The head of Siemens, Europe’s largest industrial manufacturer, compared the world’s supply chains to a “roller coaster” as prices for materials such as metals and resins plummeted due to an economic recovery. irregular.

“At least for the next two quarters, we’ll see that [price] pressure, “general manager Roland Busch told the Financial Times.” Markets are so volatile. ”

The physicist, who took over the leadership of the German group in February, said the speed of the global recovery had a “delayed effect” on Siemens suppliers, who were still struggling to meet demand.

The sudden boom in orders last fall, following a sharp drop, induced by a pandemic, resembled “a very sharp V … in China it was a very, very sharp V,” Busch said. .

“If that’s what happens in the big markets, you’re running a roller coaster in your chain… You have this hysterical effect, and that’s exactly what we’re seeing.”

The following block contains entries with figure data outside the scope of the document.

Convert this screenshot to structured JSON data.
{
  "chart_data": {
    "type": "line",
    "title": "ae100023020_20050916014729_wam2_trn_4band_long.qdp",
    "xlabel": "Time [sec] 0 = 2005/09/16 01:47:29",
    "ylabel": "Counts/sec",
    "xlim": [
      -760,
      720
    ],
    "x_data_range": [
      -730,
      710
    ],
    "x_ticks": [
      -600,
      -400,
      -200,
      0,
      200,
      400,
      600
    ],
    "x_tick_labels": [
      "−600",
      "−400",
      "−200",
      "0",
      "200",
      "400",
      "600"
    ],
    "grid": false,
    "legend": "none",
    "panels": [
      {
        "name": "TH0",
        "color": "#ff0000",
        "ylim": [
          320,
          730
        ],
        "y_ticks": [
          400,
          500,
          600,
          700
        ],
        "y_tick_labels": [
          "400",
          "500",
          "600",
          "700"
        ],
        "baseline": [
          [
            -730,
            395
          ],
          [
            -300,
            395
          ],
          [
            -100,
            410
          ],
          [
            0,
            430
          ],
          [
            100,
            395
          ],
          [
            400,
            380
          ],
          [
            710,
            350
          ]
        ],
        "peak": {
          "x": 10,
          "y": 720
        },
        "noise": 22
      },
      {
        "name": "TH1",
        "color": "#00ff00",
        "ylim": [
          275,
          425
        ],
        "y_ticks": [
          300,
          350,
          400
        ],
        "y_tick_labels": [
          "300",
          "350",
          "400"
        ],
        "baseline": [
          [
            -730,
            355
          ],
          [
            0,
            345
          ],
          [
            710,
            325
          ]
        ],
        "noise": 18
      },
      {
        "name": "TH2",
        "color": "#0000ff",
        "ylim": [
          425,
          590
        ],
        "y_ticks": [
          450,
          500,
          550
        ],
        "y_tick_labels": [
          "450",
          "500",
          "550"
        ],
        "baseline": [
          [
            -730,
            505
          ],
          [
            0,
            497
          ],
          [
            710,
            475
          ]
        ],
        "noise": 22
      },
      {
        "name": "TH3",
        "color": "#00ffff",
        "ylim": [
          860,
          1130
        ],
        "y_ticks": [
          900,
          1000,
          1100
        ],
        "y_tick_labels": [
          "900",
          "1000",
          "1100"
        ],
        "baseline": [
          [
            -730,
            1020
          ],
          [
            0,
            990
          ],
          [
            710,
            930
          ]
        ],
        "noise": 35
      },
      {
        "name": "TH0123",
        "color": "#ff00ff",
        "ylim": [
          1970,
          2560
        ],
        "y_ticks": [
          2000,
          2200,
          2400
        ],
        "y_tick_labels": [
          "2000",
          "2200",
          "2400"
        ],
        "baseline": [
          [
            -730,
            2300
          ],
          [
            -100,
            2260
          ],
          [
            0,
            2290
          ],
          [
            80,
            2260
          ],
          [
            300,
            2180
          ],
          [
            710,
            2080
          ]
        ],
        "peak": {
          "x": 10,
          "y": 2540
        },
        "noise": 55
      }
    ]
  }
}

Busch’s comments were the last index of purchasing managers, published by IHS Markit on Wednesday, showed that disruption to global supply chains – particularly the lack of steel, copper, wood and plastic – had raised input prices for energy companies. eurozone at the fastest pace in more than a decade.

PMI data, including the largest increase in average invoiced prices for goods and services since 2002, indicate that pressures are likely to continue after rising May inflation above the European Central Bank’s target of just under 2 percent for the first time since 2018.

However, central bankers such as ECB President Christine Lagarde have predicted that the rise in inflation will be “transient” and said supply constraints will disappear by next year.

In the June PMI report, there were the first signs that restrictions could be relaxed in Germany after “a slight drop in the number of companies reporting longer delivery times on materials and components”.

Busch of Siemens said that, for now, the group has been able to pass on the prices of the materials to its customers, without losing business.

“Our competitors are sitting in the same boat, made up of the same suppliers,” he said. “As long as we have innovative products, we also have some pricing power.”

Siemens, which has undergone a major overhaul and has shut down its health and energy activities, is preparing to unveil the next step of its transformation from a conglomerate to a more focused group of companies, complemented by a software expertise.

“Our customers benefit from our ability to connect the real and digital world,” Busch said.

The group’s core activities, which focus on factory automation and digitization, building and electrical network management, and the creation of trains and infrastructure, will pursue acquisitions in “highly attractive adjacent markets,” he added.

Busch cited the recent acquisition of California-based company Supplyframe, an online marketplace for electronic components, for $ 700 million as an example of the kind of acquisitions Siemens would like to make in the future.

Siemens said it expects its revenues from software, which was 5.3 billion euros by 2020, to grow at a compound annual rate of about 10 percent over the next four years.